Adult on the left, baby #1 chowing down on a ground squirrel
Adventurous baby #4 has made it to the shade of a nearby tree
I was assuming this was a little cluster of Swainson's Hawks, as they are the most prevalent buteo on the prairies. But wait...they don't look like Swainson's... Maybe they're Red-tails... No, that doesn't quite fit either. The white void descended. Let me take more pictures while I think about this.

They couldn't possibly be - could they - Ferruginous hawks?

Ferruginous hawks are the largest buteo on the prairies, and are a Species of Concern in Canada. They are also classed as Threatened in Alberta. These big birds require natural grassland habitat with a thriving population of ground squirrels in attendance, and that combination is getting harder and harder to find. They produce larger clutch sizes than other prairie buteos, but the number of eggs laid can fluctuate in response to the density of ground squirrels.

Surely I wasn't sitting here in my air-conditioned truck looking at FIVE Ferruginous hawks?

Baby #2 anxiously awaits his turn
The adult has flown to a nearby fence - look at those long legs!
The minute I got back home, I raced for my raptor identification guides.

Ferrugies have four different plumages: both adults and juveniles have their own light and dark morphs. Adults can have pale or dark eyes. In flight, they hold their wings in a strong dihedral, similar to the Swainson's hawk. Their long, tapered wings have narrow dark tips on the outer primaries.

Oh sure - no challenge there at all...

They do, however, have some identifying features that set them apart from the other prairie buteos. Their legs are feathered right down to the toes, and adults have dark rufous legs that form a 'V' on the undersides when in flight. Ferruginous also have a very wide gape which the other buteos do not.

Recently fledged Ferruginous hawks have a buffy wash on their breast that fades by fall.

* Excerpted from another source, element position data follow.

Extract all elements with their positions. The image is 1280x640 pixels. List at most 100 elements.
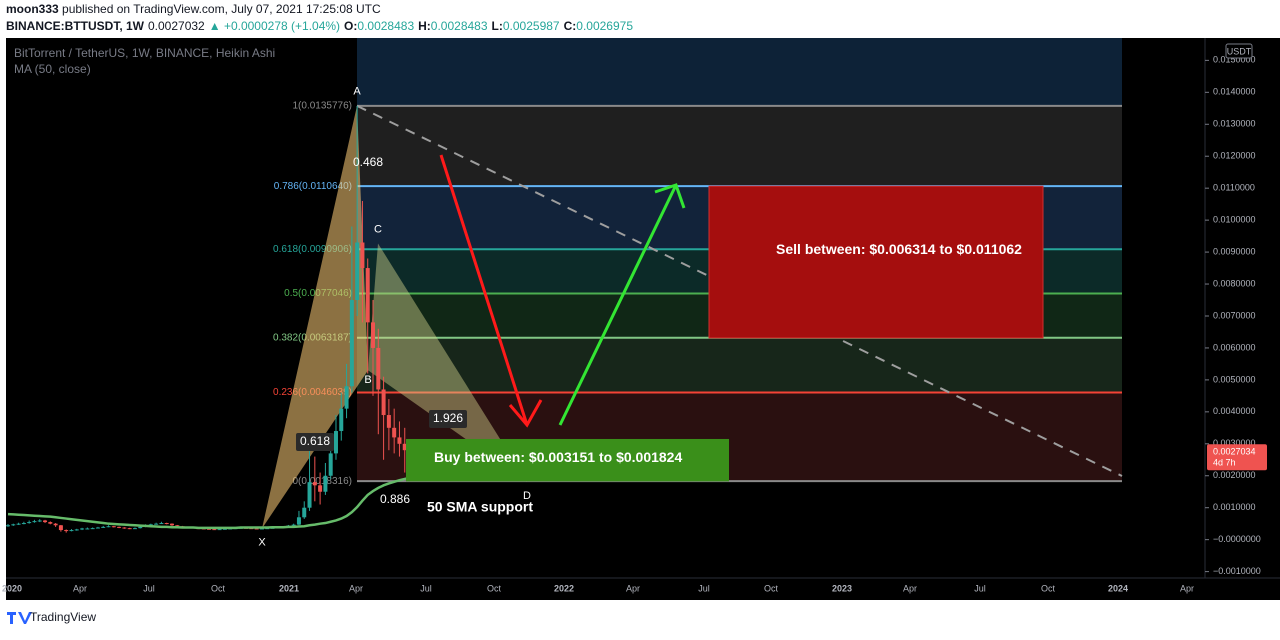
time-tick-label: Jul: [143, 583, 155, 593]
candle-body: [360, 242, 365, 269]
price-tick-label: 0.0060000: [1213, 342, 1256, 352]
candle-body: [307, 482, 312, 508]
candle-body: [138, 526, 143, 529]
candle-body: [74, 529, 79, 531]
candle-body: [392, 427, 397, 438]
time-tick-label: 2021: [279, 583, 299, 593]
time-tick-label: 2023: [832, 583, 852, 593]
time-tick-label: Oct: [1041, 583, 1056, 593]
candle-body: [11, 524, 16, 526]
time-tick-label: 2024: [1108, 583, 1128, 593]
legend-indicator: MA (50, close): [14, 62, 91, 76]
ohlc-label: O:: [344, 19, 357, 33]
symbol-line: BINANCE:BTTUSDT, 1W 0.0027032 ▲ +0.0000278…: [6, 19, 633, 33]
candle-body: [80, 528, 85, 530]
candle-body: [21, 523, 26, 525]
candle-body: [6, 525, 10, 527]
candle-body: [95, 527, 100, 529]
candle-body: [212, 529, 217, 531]
pattern-bcd: [368, 243, 527, 483]
ohlc-value: 0.0028483: [431, 19, 488, 33]
pattern-point-label: C: [374, 223, 382, 235]
published: published on TradingView.com, July 07, 2…: [59, 2, 381, 16]
countdown: 4d 7h: [1213, 458, 1236, 468]
candle-body: [402, 443, 407, 451]
symbol: BINANCE:BTTUSDT, 1W: [6, 19, 145, 33]
buy-zone: [406, 438, 729, 482]
candle-body: [85, 528, 90, 530]
candle-body: [37, 520, 42, 522]
candle-body: [101, 526, 106, 528]
candle-body: [106, 526, 111, 528]
time-tick-label: Oct: [487, 583, 502, 593]
candle-body: [117, 526, 122, 528]
author: moon333: [6, 2, 59, 16]
fib-label: 1(0.0135776): [293, 100, 353, 111]
time-tick-label: Oct: [211, 583, 226, 593]
legend-title: BitTorrent / TetherUS, 1W, BINANCE, Heik…: [14, 46, 275, 60]
ohlc-value: 0.0025987: [503, 19, 560, 33]
price-tick-label: 0.0030000: [1213, 438, 1256, 448]
candle-body: [312, 482, 317, 486]
ratio-box: [296, 433, 334, 451]
candle-body: [132, 528, 137, 530]
candle-body: [254, 528, 259, 530]
fib-label: 0.618(0.0090906): [273, 244, 352, 255]
ratio-label: 0.468: [353, 155, 383, 169]
time-tick-label: Jul: [420, 583, 432, 593]
candle-body: [381, 389, 386, 416]
footer-brand: TradingView: [30, 610, 96, 624]
candle-body: [27, 522, 32, 524]
fib-zone: [357, 38, 1122, 106]
price-tick-label: 0.0140000: [1213, 87, 1256, 97]
price-tick-label: 0.0040000: [1213, 406, 1256, 416]
price-tick-label: 0.0080000: [1213, 278, 1256, 288]
down-arrow: [439, 154, 543, 428]
price-tick-label: 0.0010000: [1213, 502, 1256, 512]
time-tick-label: Oct: [764, 583, 779, 593]
ratio-label: 1.926: [433, 411, 463, 425]
pattern-point-label: A: [353, 86, 361, 98]
current-price-box: [1207, 444, 1267, 471]
fib-label: 0.786(0.0110640): [274, 181, 352, 192]
candle-body: [333, 431, 338, 454]
currency-box: [1225, 43, 1253, 59]
candle-body: [397, 437, 402, 444]
ohlc-value: 0.0028483: [357, 19, 414, 33]
candle-body: [148, 524, 153, 526]
candle-body: [355, 242, 360, 301]
candles: [6, 105, 423, 533]
candle-body: [111, 526, 116, 528]
candle-body: [302, 507, 307, 518]
time-tick-label: Apr: [1180, 583, 1194, 593]
pattern-point-label: X: [258, 536, 266, 548]
candle-body: [69, 530, 74, 532]
buy-label: Buy between: $0.003151 to $0.001824: [434, 449, 682, 465]
logo: [7, 612, 32, 624]
time-tick-label: Apr: [73, 583, 87, 593]
candle-body: [64, 530, 69, 532]
candle-body: [328, 453, 333, 476]
candle-body: [32, 521, 37, 523]
time-tick-label: Apr: [349, 583, 363, 593]
candle-body: [48, 522, 53, 524]
candle-body: [323, 475, 328, 492]
price-tick-label: 0.0070000: [1213, 310, 1256, 320]
candle-body: [339, 408, 344, 432]
ohlc-value: 0.0026975: [576, 19, 633, 33]
pattern-xab: [262, 105, 368, 529]
fib-zone: [357, 337, 1122, 393]
time-tick-label: Apr: [903, 583, 917, 593]
ma-line: [7, 473, 421, 530]
candle-body: [296, 517, 301, 525]
last-price: 0.0027032: [148, 19, 205, 33]
ohlc-label: L:: [492, 19, 503, 33]
candle-body: [16, 523, 21, 525]
candle-body: [217, 529, 222, 531]
price-tick-label: 0.0090000: [1213, 246, 1256, 256]
price-tick-label: 0.0020000: [1213, 470, 1256, 480]
annotations: Sell between: $0.006314 to $0.011062 Buy …: [296, 154, 1267, 515]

Juveniles also have pale eyes, and white feathering down to the toes.

Check, check and check.
Hot, hot, hot
Baby #3 finally gets a bite
So taking all of these things into consideration (plus the fact I sent pictures to a birding friend and asked for confirmation) I can confirm I was unbelievably lucky enough to see and photograph one adult Ferruginous hawk and four recently fledged juveniles.

I am still agog. I may never recover.


  1. Oh, my goodness, I would have stopped breathing and passed out! Probably would have missed the whole thing. I've had 'time stands still' moments, but no experience to match this one!! Thanks so much for sharing!!

  2. WOW, what a cool sighting! Awesome photos!

  3. Great post and Photos Pat, those rare special moments are a lot of fun - know that feeling.

  4. Wow, what a glorious find! Like KaHolly, I think I would have fainted with excitement at this sight. Fantastic!